John Bear-King, of the Standing Rock Sioux Tribe, served in World War II alongside six other Sioux Code Talkers in the 302nd Reconnaissance Troop in the First Cavalry. While they were deployed they served in places such as New Guinea, the Admiralties, and the Philippines under Gen. Innis Palmer and Gen. Douglas MacArthur. During WWII, Bear King and his fellow code talkers were vital to the United States military because they had a very rare talent, the ability to read and speak the Native American languages of Lakota, Dakota, and Nakota. Many of the details of the Sioux Code Talkers have been lost throughout history, but a few people have researched and preserved the memory of their service. One of these people is John Bear King’s grandniece, Andrea M. Page. Page spent over twenty years researching and writing the book, Sioux Code Talkers of World War II, which honors her great-uncle and other Native American Code Talkers by telling their story of sacrifice and courage.

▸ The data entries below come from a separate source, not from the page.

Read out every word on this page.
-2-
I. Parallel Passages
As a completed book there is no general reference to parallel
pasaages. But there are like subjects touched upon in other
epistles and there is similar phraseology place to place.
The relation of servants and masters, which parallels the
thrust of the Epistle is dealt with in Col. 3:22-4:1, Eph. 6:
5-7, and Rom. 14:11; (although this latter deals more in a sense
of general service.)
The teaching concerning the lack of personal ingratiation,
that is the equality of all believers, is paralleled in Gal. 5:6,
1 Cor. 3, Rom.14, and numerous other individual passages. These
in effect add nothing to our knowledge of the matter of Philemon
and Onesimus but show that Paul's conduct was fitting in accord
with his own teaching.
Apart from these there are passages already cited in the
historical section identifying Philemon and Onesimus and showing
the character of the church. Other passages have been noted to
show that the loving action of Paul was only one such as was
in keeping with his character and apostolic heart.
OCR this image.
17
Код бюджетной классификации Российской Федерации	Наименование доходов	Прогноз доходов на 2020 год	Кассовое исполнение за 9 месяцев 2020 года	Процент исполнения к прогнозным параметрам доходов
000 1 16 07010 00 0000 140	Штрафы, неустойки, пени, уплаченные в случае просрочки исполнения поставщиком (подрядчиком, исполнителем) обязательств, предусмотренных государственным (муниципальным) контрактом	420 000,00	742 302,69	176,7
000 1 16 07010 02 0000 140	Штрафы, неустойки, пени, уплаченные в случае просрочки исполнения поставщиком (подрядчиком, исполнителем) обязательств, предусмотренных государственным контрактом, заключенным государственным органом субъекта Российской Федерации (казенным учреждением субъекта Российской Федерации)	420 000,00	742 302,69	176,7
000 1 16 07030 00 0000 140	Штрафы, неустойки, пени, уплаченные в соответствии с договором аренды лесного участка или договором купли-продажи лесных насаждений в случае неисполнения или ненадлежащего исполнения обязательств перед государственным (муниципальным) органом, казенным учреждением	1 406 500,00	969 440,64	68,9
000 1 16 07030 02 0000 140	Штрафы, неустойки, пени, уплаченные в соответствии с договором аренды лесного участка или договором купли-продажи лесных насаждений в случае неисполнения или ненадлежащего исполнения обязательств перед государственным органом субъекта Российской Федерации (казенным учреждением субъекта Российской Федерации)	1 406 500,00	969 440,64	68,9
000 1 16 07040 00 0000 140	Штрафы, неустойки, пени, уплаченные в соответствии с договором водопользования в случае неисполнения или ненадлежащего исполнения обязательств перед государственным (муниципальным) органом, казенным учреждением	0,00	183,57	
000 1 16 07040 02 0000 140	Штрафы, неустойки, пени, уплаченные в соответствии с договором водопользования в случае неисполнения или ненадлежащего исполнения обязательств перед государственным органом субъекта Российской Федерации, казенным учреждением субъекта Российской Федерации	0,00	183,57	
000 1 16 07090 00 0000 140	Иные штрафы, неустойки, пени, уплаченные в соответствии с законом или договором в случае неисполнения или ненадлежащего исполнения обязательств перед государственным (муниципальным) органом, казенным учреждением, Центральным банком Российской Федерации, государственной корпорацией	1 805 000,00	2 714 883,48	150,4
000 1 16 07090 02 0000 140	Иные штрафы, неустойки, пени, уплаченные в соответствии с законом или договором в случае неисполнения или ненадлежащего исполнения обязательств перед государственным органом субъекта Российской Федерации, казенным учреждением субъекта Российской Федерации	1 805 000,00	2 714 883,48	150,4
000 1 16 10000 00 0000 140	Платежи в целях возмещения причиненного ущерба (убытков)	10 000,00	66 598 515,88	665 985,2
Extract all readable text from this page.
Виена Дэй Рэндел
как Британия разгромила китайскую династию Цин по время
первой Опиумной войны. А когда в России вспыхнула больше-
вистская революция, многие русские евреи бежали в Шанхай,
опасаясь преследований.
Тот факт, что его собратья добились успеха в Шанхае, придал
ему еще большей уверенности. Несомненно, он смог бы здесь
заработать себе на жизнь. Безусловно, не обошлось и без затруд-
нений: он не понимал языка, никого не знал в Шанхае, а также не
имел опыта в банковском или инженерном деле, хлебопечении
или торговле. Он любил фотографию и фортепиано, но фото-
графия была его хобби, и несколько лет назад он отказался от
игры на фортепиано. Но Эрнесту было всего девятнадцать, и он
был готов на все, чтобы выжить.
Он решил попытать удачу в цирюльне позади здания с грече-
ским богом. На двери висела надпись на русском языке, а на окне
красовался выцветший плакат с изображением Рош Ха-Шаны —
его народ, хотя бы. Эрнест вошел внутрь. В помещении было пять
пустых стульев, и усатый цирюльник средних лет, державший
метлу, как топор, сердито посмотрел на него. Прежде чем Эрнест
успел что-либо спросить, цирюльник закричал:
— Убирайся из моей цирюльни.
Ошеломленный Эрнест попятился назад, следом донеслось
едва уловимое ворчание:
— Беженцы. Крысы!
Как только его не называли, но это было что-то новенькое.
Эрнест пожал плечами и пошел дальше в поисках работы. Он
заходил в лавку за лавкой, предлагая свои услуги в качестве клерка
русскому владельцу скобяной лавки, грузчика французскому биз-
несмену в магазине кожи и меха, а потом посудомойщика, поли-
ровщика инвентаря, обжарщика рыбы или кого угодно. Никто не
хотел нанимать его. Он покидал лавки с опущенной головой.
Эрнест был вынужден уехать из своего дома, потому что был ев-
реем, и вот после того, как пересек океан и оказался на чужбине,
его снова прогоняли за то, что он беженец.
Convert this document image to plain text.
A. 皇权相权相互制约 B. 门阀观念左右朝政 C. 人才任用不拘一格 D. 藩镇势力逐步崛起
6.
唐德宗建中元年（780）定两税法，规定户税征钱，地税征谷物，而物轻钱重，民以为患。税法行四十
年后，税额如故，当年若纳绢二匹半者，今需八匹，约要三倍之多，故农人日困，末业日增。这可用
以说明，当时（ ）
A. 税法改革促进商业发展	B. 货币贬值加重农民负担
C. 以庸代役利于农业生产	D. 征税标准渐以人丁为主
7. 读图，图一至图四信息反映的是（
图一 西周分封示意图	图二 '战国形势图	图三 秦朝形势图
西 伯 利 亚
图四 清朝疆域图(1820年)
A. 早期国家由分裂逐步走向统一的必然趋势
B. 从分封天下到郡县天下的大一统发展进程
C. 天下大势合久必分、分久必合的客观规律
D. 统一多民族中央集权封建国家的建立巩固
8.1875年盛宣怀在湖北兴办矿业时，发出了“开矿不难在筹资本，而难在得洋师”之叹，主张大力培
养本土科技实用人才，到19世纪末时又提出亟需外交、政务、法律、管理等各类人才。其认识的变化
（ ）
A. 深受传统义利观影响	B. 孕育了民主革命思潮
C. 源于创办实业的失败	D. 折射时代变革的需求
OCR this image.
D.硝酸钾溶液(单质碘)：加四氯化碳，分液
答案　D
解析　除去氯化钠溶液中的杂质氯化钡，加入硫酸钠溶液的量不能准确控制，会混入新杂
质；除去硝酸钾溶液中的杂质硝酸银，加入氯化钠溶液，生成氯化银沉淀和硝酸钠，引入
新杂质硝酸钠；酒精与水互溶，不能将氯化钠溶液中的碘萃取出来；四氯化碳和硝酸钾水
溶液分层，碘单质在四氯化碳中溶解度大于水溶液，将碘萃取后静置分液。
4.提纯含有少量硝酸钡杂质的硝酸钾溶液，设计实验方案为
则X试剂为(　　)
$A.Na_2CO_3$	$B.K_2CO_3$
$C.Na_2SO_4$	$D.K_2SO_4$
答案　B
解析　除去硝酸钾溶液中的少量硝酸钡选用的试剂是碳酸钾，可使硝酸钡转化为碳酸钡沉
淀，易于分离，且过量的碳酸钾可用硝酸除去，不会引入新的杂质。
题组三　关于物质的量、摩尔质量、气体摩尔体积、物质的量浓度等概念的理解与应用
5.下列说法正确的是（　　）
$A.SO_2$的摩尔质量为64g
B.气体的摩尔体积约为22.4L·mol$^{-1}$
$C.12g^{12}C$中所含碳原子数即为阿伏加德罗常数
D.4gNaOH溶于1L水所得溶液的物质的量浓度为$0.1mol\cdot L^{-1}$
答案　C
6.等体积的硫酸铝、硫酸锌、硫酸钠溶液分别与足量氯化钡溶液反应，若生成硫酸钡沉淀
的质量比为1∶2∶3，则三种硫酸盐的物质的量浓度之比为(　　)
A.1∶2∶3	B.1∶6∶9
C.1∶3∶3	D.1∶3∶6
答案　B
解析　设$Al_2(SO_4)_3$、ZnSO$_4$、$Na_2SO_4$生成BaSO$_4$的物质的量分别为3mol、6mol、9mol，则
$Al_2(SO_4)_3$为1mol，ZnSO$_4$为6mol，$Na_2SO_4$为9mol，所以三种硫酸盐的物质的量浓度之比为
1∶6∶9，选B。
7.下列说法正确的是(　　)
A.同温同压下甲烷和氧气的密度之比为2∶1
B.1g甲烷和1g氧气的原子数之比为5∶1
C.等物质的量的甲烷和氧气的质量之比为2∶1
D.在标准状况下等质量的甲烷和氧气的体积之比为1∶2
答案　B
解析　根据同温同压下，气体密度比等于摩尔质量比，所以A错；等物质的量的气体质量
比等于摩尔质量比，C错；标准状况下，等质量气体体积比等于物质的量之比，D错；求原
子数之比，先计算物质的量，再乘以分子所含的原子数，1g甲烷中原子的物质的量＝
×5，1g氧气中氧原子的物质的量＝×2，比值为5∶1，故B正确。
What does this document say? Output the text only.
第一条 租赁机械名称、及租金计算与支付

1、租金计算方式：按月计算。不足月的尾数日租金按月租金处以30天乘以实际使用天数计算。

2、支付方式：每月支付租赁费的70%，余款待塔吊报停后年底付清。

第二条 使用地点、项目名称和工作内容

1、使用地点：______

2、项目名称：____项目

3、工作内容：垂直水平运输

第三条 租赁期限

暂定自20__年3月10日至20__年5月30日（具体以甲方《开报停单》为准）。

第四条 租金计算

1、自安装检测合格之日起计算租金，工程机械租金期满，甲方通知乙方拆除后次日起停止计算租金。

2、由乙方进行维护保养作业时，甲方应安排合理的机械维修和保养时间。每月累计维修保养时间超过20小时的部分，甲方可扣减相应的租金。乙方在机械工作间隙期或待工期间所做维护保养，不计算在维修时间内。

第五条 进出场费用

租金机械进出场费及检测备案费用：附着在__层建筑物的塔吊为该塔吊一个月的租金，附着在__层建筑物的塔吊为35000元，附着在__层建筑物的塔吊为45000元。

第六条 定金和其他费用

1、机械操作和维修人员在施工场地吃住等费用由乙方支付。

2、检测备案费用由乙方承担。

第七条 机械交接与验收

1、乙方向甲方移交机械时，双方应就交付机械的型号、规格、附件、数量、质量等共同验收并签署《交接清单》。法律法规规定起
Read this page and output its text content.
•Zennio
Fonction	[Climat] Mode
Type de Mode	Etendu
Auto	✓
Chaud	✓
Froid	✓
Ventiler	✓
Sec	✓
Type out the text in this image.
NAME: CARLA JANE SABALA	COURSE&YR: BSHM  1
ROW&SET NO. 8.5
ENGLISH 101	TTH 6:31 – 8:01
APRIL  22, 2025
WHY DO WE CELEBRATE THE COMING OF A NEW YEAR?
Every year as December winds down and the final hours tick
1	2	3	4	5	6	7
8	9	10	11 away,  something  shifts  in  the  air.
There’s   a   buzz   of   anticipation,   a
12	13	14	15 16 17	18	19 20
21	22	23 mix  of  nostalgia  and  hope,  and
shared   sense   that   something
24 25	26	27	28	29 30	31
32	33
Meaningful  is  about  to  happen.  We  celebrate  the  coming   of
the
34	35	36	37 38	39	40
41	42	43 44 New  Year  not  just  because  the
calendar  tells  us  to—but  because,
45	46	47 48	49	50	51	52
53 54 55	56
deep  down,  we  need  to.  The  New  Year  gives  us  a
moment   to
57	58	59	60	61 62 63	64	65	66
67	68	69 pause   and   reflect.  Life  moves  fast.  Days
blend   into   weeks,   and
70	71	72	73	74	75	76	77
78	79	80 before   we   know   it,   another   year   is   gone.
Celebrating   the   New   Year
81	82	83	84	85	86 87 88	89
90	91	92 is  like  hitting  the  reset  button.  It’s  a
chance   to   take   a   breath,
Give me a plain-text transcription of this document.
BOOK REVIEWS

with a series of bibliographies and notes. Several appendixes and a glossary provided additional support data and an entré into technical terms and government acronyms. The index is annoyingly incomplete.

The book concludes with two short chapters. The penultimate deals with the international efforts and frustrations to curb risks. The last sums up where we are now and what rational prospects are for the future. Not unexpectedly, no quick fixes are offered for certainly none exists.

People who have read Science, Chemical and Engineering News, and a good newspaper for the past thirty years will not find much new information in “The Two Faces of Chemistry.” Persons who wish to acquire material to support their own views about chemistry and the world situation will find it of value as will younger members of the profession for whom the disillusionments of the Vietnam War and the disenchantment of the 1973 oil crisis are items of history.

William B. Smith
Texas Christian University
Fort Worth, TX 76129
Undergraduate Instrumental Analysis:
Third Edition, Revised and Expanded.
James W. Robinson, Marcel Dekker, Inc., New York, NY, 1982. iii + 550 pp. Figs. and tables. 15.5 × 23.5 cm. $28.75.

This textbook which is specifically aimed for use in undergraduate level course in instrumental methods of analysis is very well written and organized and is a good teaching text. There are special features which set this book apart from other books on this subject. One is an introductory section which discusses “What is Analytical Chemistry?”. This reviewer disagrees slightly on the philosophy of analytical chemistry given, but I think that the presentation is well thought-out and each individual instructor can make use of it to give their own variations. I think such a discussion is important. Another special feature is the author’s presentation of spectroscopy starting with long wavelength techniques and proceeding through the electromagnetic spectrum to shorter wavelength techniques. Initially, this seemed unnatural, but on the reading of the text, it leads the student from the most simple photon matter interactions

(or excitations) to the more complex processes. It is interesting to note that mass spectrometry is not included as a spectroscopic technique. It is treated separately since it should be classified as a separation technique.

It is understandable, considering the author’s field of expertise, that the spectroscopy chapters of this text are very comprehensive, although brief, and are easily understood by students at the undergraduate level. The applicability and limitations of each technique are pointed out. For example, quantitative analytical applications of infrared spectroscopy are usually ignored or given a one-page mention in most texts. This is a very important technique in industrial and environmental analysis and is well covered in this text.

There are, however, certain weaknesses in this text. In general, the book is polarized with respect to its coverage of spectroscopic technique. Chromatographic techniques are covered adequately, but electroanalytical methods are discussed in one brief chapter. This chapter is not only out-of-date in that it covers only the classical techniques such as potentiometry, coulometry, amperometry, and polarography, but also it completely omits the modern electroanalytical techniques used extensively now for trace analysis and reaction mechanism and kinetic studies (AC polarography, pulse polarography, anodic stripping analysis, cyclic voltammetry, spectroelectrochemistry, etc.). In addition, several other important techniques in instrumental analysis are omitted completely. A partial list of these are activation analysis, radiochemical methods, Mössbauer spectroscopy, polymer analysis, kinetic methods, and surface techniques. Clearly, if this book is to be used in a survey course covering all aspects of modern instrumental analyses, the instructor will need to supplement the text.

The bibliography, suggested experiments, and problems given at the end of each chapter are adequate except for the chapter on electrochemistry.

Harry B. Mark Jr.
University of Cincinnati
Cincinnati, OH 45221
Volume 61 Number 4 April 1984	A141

After the attack on Pearl Harbor, Native Americans enlisted by the thousands to fight alongside Americans to defend the United States. According to army officials, if the eligible males in America enlisted in the same proportions that the Native American men enlisted, the draft would not have been needed. In the First Division Association newspaper, The Saber, General MacArthur’s orders were quoted as: “You Sioux were good in battle. Past generations of your people used to fight against us, but now you are going to fight in a different way for us” and the seven Lakota code talkers were given the nickname of, “MacArthur’s Boys.” During their time in the First Calvary, the 302nd Reconnaissance Troop worked wherever they were needed and were given priority over the radio waves. The Sioux languages were virtually unknown to the world because the United States government attempted to wipe out Native American culture and languages in a series of assimilation policies and acts during the 1800s and early 1900s, and so the only people who spoke it were the Native Americans who grew up on the reservations. Not only did their rare ability to speak Native American languages make them an asset to the U.S. military, but their skills in scouting, hand-to-hand combat, and shooting also set them apart from the rest. These skills were necessary for reconnaissance missions because the main objective was to be invisible, advance into enemy territory, gather information, and then escape without being caught. After gathering information they were then able to convey it to each other and other Native Americans using the Sioux languages freely across radio waves without enemies being able to decipher their code. Their messages were untouchable and did not require the code talkers to further create more code for their own messages because no one understood the complex Native American languages and had no resources with which to begin to decode the languages. The United States government once tried to wipe out the Native American languages and then relied on it during World War II, giving them a major advantage over the Japanese.
One of the questions that drove Andrea M. Page to search for answers about her great uncle was, “why would these Sioux ever specifically join the cavalry during World War II?” after the horrific treatment of their people at the hands of the United States government. These men chose to defend America and sacrifice their lives for the same government that sent in the Seventh Calvary that massacred hundreds of Sioux during the Wounded Knee Massacre. Page says that she was “overflowing with pride” as she kept digging for information and learned that “they used their native language for the good of others.” The story of the Native American Code Talkers during World War II is one that is filled with sacrifice, pride, and courage. The lives of these code talkers were forever changed after joining the fight in WWII and are heroes to the American people. John Bear King’s time in the Pacific was one of heroic measures, although there are not many specific details on his time there. He received the Philippine Liberation Medal, World War II Victory Medal, and the Asiatic-Pacific Campaign Medal.
After returning to America, he worked in a stockyard in Mobridge, SD and was a talented calf-roper and bronc rider. As a result of his service, John Bear King suffered from malaria and a spinal injury, and succumbed to his illnesses on September 2, 1949 and interred at Black Hills National Cemetery. John Bear King’s and the Native American Code Talkers’ legacy lives on and both were recognized again for their service in 2013 by receiving Congressional Gold Medals. As South Dakota congresswoman, Kristi Noem, stated at the ceremony, “It may have taken awhile for us to get to this point, but the bravery, selflessness, and patriotism of South Dakota’s Code Talkers will never be forgotten.”